EC(電子商取引)サイト「Fanatics.com」を運営する米ファナティクスは、NFL(全米フットボール連盟)やMLB(米大リーグ)など世界300以上のスポーツチーム公認ユニフォームやグッズを販売するEC企業だ。ネット小売りとして全米で上位50社に入る同社は、サイト上の顧客の行動データなどからファンの心理を読み解き、パーソナライズしたメール配信などを実施。CVR(成約率)が前年比で約20%向上するという大きな成果を上げている。

NFLやMLBなどスポーツチーム公認のユニフォームやグッズを販売
NFLやMLBなどスポーツチーム公認のユニフォームやグッズを販売

 「スポーツファンは自分の好きなチームに対する忠誠心が強い。だからライバルチームの商品をオファーしたりすると、商品を購入しないどころか、サイトに戻ってきてくれなくなる」。マーケティング担当副社長のマット・スミス氏はメールのパーソナライズが重要な理由を、そんなエピソードで説明する。

 実際、同社の顧客にとって重要なのはサイトやメールを通じて、ひいきのチームの魅力的な商品を見つけたり、貴重な情報を得たりする“体験”が得られること。十分な体験価値を提供できていれば、販売している商品の価格が高くても購入してくれる。体験価値が十分でないと、多少値引きしても顧客の心を動かすことはできない。

 そこで米セールスフォース・ドットコムの「Marketing Cloud」を導入。Web上の行動データに基づいて、サイト上の「おすすめセクション」に、顧客ごとのお勧め商品を表示するなど、ファン心理に基づいたさまざまなパーソナライズ施策を実施した。例えば、顧客がカートに商品を入れたまま離脱してしまった場合は、その旨のリマインドをメールやSMS(ショートメッセージサービス)で送信している。その際には「いま、これが売れています」と、その顧客が興味を持つであろう関連商品も併せて掲載。「ついで買い」を促すことも可能になった。

3つのセグメントでコンテンツを出し分け

 一方、メールマーケティングでは、特定のAというチーム(例えば、サンフランシスコが本拠地のアメフトチーム「49ers」)の製品情報を配信する際に、1)Aが好きと選択している顧客、2)同じエリアにある(他の)スポーツチームや大学チームが好きと選択している顧客、3)そのエリアの住所を登録している顧客、と3つのセグメントに分けて配信を実施した。具体的には、1)にはAチームを中心としたコンテンツを、2)には好きなチームに関するコンテンツと、併せてAチームの情報を、3)にはAを含む幅広いチームの情報を、というようにコンテンツを出し分けた。「セグメントを適切に設定し、配信先が絞れていると、パフォーマンスもあがる」とスミス氏。実際、このカスタマイズによってメールの開封率はもちろん、CVRも前年比約20%改善したという。

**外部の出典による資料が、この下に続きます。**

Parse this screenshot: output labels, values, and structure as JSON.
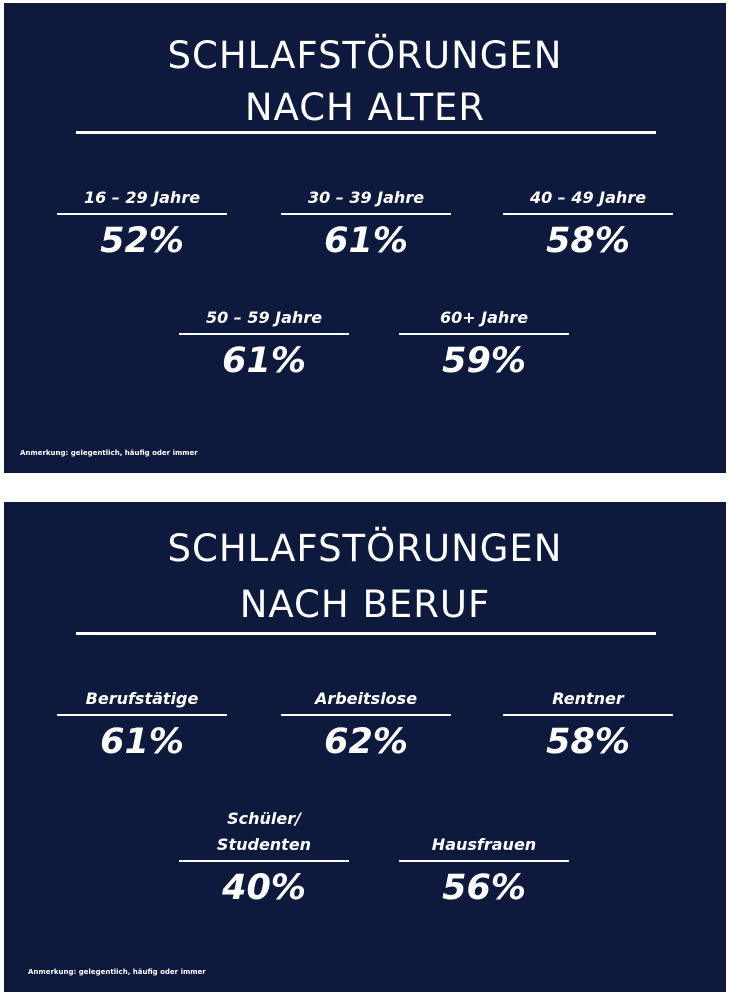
{
  "age_panel": {
    "title_line1": "SCHLAFSTÖRUNGEN",
    "title_line2": "NACH ALTER",
    "stats": [
      {
        "label": "16 – 29 Jahre",
        "value": "52%"
      },
      {
        "label": "30 – 39 Jahre",
        "value": "61%"
      },
      {
        "label": "40 – 49 Jahre",
        "value": "58%"
      },
      {
        "label": "50 – 59 Jahre",
        "value": "61%"
      },
      {
        "label": "60+ Jahre",
        "value": "59%"
      }
    ],
    "note": "Anmerkung: gelegentlich, häufig oder immer"
  },
  "job_panel": {
    "title_line1": "SCHLAFSTÖRUNGEN",
    "title_line2": "NACH BERUF",
    "stats": [
      {
        "label": "Berufstätige",
        "value": "61%"
      },
      {
        "label": "Arbeitslose",
        "value": "62%"
      },
      {
        "label": "Rentner",
        "value": "58%"
      },
      {
        "label_line1": "Schüler/",
        "label_line2": "Studenten",
        "value": "40%"
      },
      {
        "label": "Hausfrauen",
        "value": "56%"
      }
    ],
    "note": "Anmerkung: gelegentlich, häufig oder immer"
  },
  "colors": {
    "background": "#0d1a3d",
    "text": "#ffffff"
  }
}
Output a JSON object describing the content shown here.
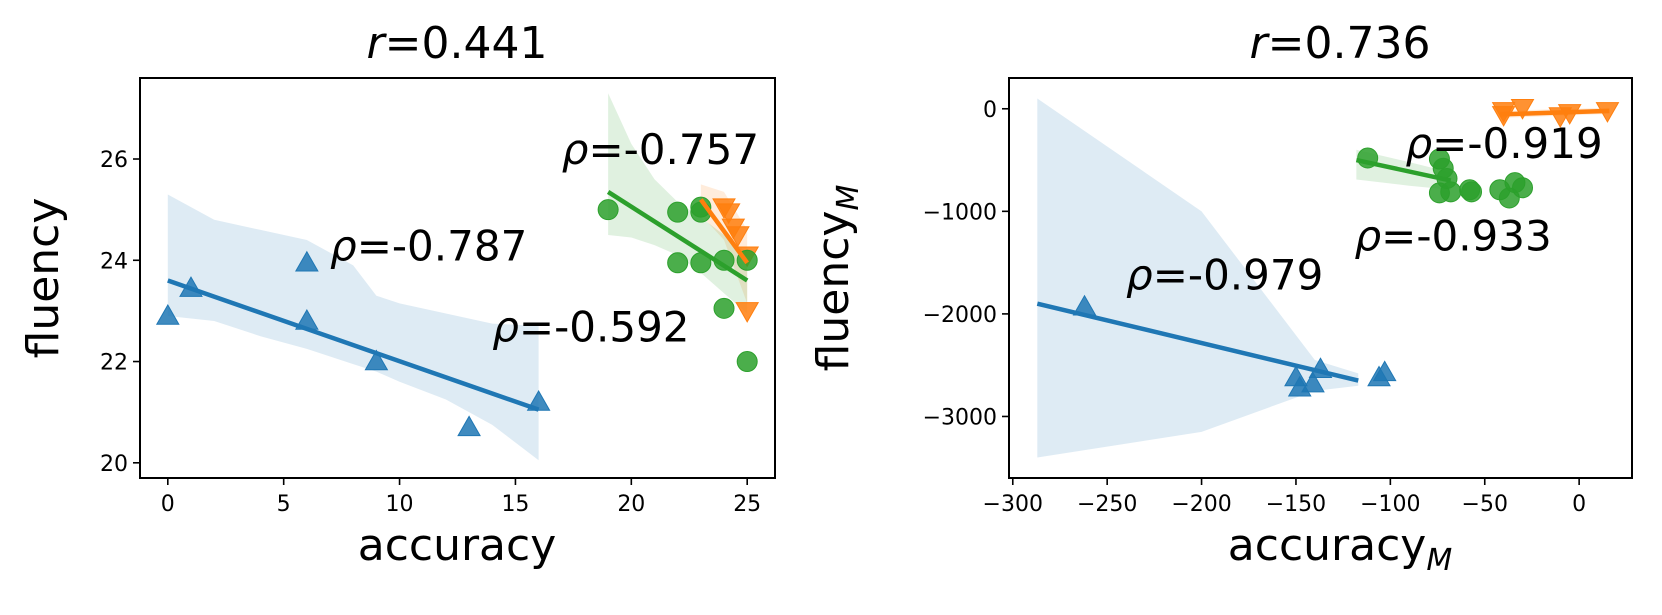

 こうしたコンテンツの出し分けと同時に、もう1つの課題も解決した。同社のメールマーケティング担当者は5人。自動化したことで、年間40億件近くのメール配信が可能になり、キャンペーンの種類も2万7000にも増えた。メールマーケティングは同社の成長戦略の大きな柱であり、「人員を増やすことなく効果を上げることができた」とスミス氏は満足顔だ。

 Marketing Cloudのモバイル版の活用も始まった。同社にとって、試合が終わった直後や、選手が何らかの記録を達成した時のイベントは格好のビジネスチャンスである。そうした際に、スタッフが会社にいなくても、スタッフのスマートフォンから、「記録達成記念セールを始めます」といったメールの送信を簡単に設定できるようになった。ファナティックスはこうした取り組みで、さらなる成長を目指していく。